Перри Мейсон провел Селму Энсон к креслу рядом со своим за столом защиты.

— А что, жюри не будет? — спросила она.

— Не будет, — ответил адвокат, — дело слушает судья Лиленд Краудер.

— Но разве не лучше было бы, если бы заседали и присяжные?

— Их присутствие не всегда бывает полезным, далеко не всегда. Если речь идет о таком деле, исход которого известен заранее, где обвинение диктует условия, жюри необходимо. Иногда удается сыграть на сочувствии присяжных или же привлечь на свою сторону несколько человек из двенадцати и добиться того, что состав присяжных не придет к единому мнению. Однако на этот раз я не захотел, чтобы дело слушалось присяжными, потому что вас освободили под залог.
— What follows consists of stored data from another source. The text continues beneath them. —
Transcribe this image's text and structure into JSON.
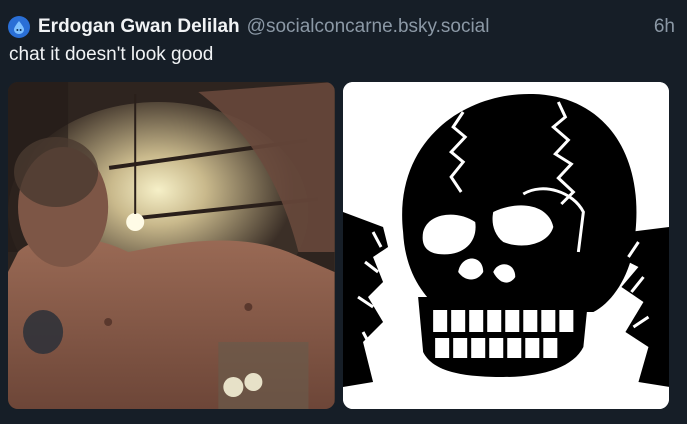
{
  "post": {
    "author_name": "Erdogan Gwan Delilah",
    "handle": "@socialconcarne.bsky.social",
    "timestamp": "6h",
    "text": "chat it doesn't look good"
  },
  "avatar": {
    "icon": "water-drop-icon",
    "color": "#2a6fd6"
  },
  "media": {
    "count": 2
  },
  "colors": {
    "background": "#161e27",
    "text_primary": "#f1f3f5",
    "text_secondary": "#8b98a5"
  }
}
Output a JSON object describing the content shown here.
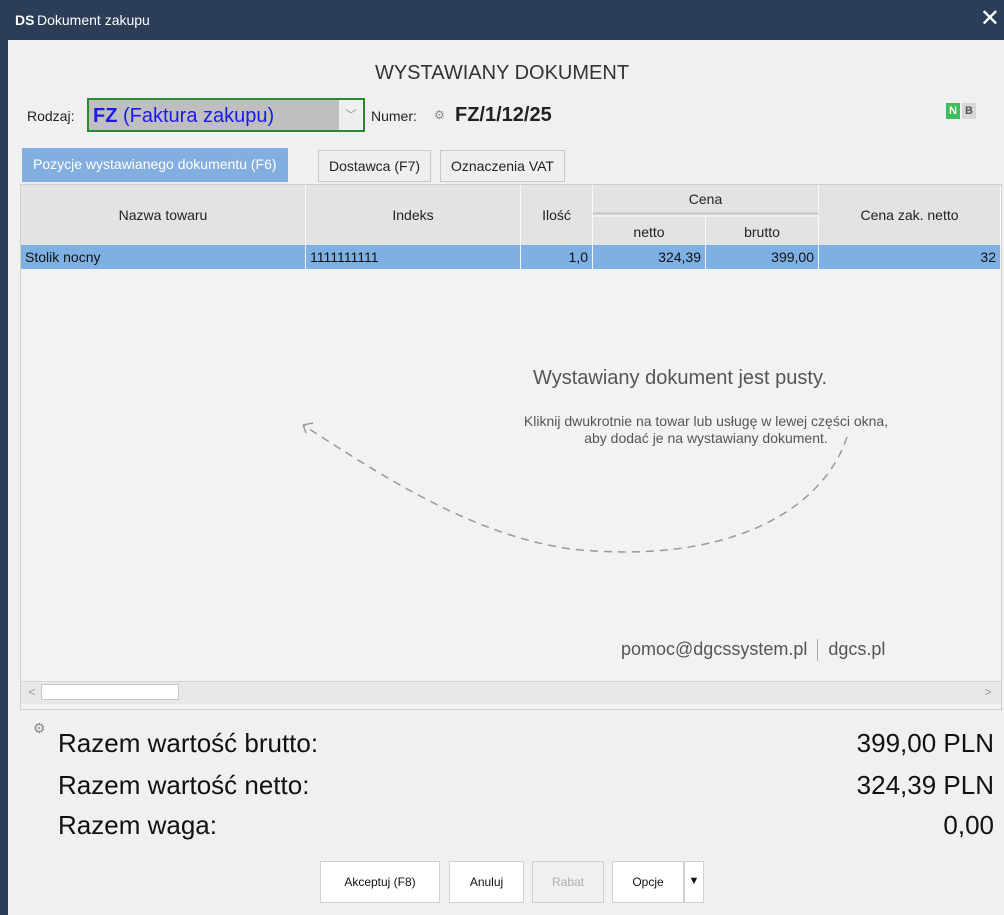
{
  "window": {
    "logo": "DS",
    "title": "Dokument zakupu",
    "close": "✕"
  },
  "heading": "WYSTAWIANY DOKUMENT",
  "rodzaj": {
    "label": "Rodzaj:",
    "code": "FZ",
    "name": "(Faktura zakupu)"
  },
  "numer": {
    "label": "Numer:",
    "value": "FZ/1/12/25"
  },
  "badges": {
    "n": "N",
    "b": "B"
  },
  "tabs": [
    {
      "label": "Pozycje wystawianego dokumentu (F6)",
      "active": true
    },
    {
      "label": "Dostawca (F7)",
      "active": false
    },
    {
      "label": "Oznaczenia VAT",
      "active": false
    }
  ],
  "table": {
    "headers": {
      "nazwa": "Nazwa towaru",
      "indeks": "Indeks",
      "ilosc": "Ilość",
      "cena": "Cena",
      "netto": "netto",
      "brutto": "brutto",
      "cena_zak": "Cena zak. netto"
    },
    "row": {
      "nazwa": "Stolik nocny",
      "indeks": "1111111111",
      "ilosc": "1,0",
      "netto": "324,39",
      "brutto": "399,00",
      "cena_zak": "32"
    }
  },
  "empty": {
    "title": "Wystawiany dokument jest pusty.",
    "hint1": "Kliknij dwukrotnie na towar lub usługę w lewej części okna,",
    "hint2": "aby dodać je na wystawiany dokument."
  },
  "help": {
    "email": "pomoc@dgcssystem.pl",
    "site": "dgcs.pl"
  },
  "totals": {
    "brutto_label": "Razem wartość brutto:",
    "brutto_value": "399,00 PLN",
    "netto_label": "Razem wartość netto:",
    "netto_value": "324,39 PLN",
    "waga_label": "Razem waga:",
    "waga_value": "0,00"
  },
  "buttons": {
    "akceptuj": "Akceptuj (F8)",
    "anuluj": "Anuluj",
    "rabat": "Rabat",
    "opcje": "Opcje"
  }
}
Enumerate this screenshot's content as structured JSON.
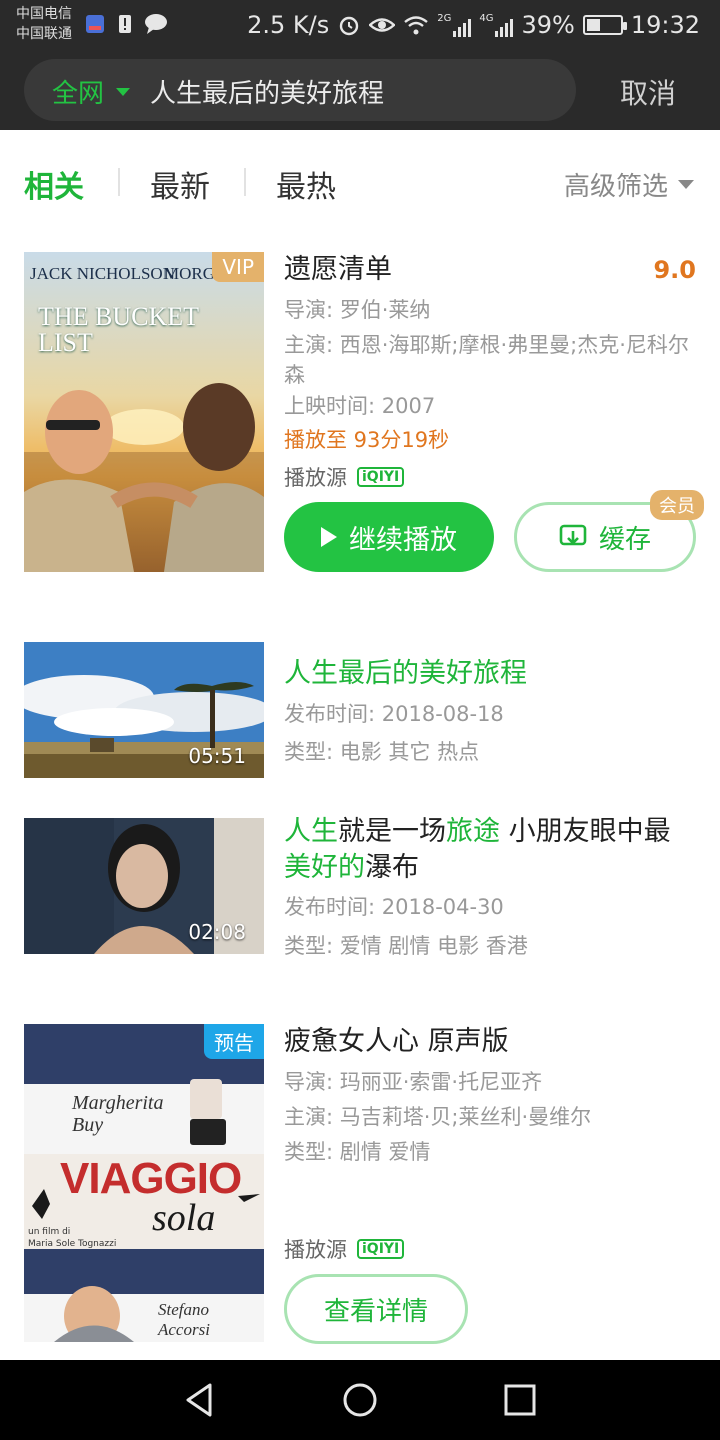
{
  "status_bar": {
    "carrier1": "中国电信",
    "carrier2": "中国联通",
    "speed": "2.5 K/s",
    "signal1": "2G",
    "signal2": "4G",
    "battery": "39%",
    "time": "19:32"
  },
  "search": {
    "scope_label": "全网",
    "query": "人生最后的美好旅程",
    "cancel_label": "取消"
  },
  "tabs": [
    {
      "label": "相关",
      "active": true
    },
    {
      "label": "最新",
      "active": false
    },
    {
      "label": "最热",
      "active": false
    }
  ],
  "filter_label": "高级筛选",
  "results": [
    {
      "badge": "VIP",
      "poster_top_left": "JACK NICHOLSON",
      "poster_top_right": "MORGAN FREEMAN",
      "poster_title": "THE BUCKET LIST",
      "title": "遗愿清单",
      "rating": "9.0",
      "director": "导演: 罗伯·莱纳",
      "cast": "主演: 西恩·海耶斯;摩根·弗里曼;杰克·尼科尔森",
      "release": "上映时间: 2007",
      "progress": "播放至 93分19秒",
      "source_label": "播放源",
      "source_icon": "iQIYI",
      "play_label": "继续播放",
      "cache_label": "缓存",
      "member_tag": "会员"
    },
    {
      "title": "人生最后的美好旅程",
      "date": "发布时间: 2018-08-18",
      "type": "类型: 电影 其它 热点",
      "duration": "05:51"
    },
    {
      "title_parts": [
        {
          "text": "人生",
          "highlight": true
        },
        {
          "text": "就是一场",
          "highlight": false
        },
        {
          "text": "旅途",
          "highlight": true
        },
        {
          "text": " 小朋友眼中最",
          "highlight": false
        },
        {
          "text": "美好的",
          "highlight": true
        },
        {
          "text": "瀑布",
          "highlight": false
        }
      ],
      "date": "发布时间: 2018-04-30",
      "type": "类型: 爱情 剧情 电影 香港",
      "duration": "02:08"
    },
    {
      "badge": "预告",
      "poster_title1": "VIAGGIO",
      "poster_title2": "sola",
      "poster_name1": "Margherita Buy",
      "poster_name2": "Stefano Accorsi",
      "poster_credit1": "un film di",
      "poster_credit2": "Maria Sole Tognazzi",
      "title": "疲惫女人心 原声版",
      "director": "导演: 玛丽亚·索雷·托尼亚齐",
      "cast": "主演: 马吉莉塔·贝;莱丝利·曼维尔",
      "type": "类型: 剧情 爱情",
      "source_label": "播放源",
      "source_icon": "iQIYI",
      "detail_label": "查看详情"
    }
  ],
  "colors": {
    "accent": "#23c343",
    "orange": "#e0761f",
    "vip": "#e4b26b",
    "trailer": "#1ea6e8"
  }
}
— Разве это что-то меняет?

Мейсон слегка улыбнулся, посмотрел на переполненный зал, потом перевел глаза на часы.

— Судья Краудер немного задерживается… Это не похоже ла него, обычно он сама пунктуальность. Краудер известен тем, что любит сажать своих присяжных под замок. В делах, где неизбежна газетная шумиха, судья почти обязательно это делает на время всего процесса, чтобы исключить возможность влияния на членов жюри.

— Ну и что?

— Подумайте о психологическом эффекте, — сказал Мейсон, — в особенности если кто-то из присяжных принимает материалы обвинения за чистую монету. «Вот женщина, обвиняемая в убийстве мужа, а она разгуливает совершенно свободно повсюду, где ей захочется, обедает в ночных клубах, ходит в театры и на концерты, в то время как мы, присяжные, сидим взаперти, нас стерегут, как стадо баранов».

— Им это не может нравиться, конечно.

— Конечно.

— Я понимаю вашу мысль, мистер Мейсон, но меня сейчас больше всего тревожит другое: я боюсь, чтобы они не упрятали меня за решетку на время процесса.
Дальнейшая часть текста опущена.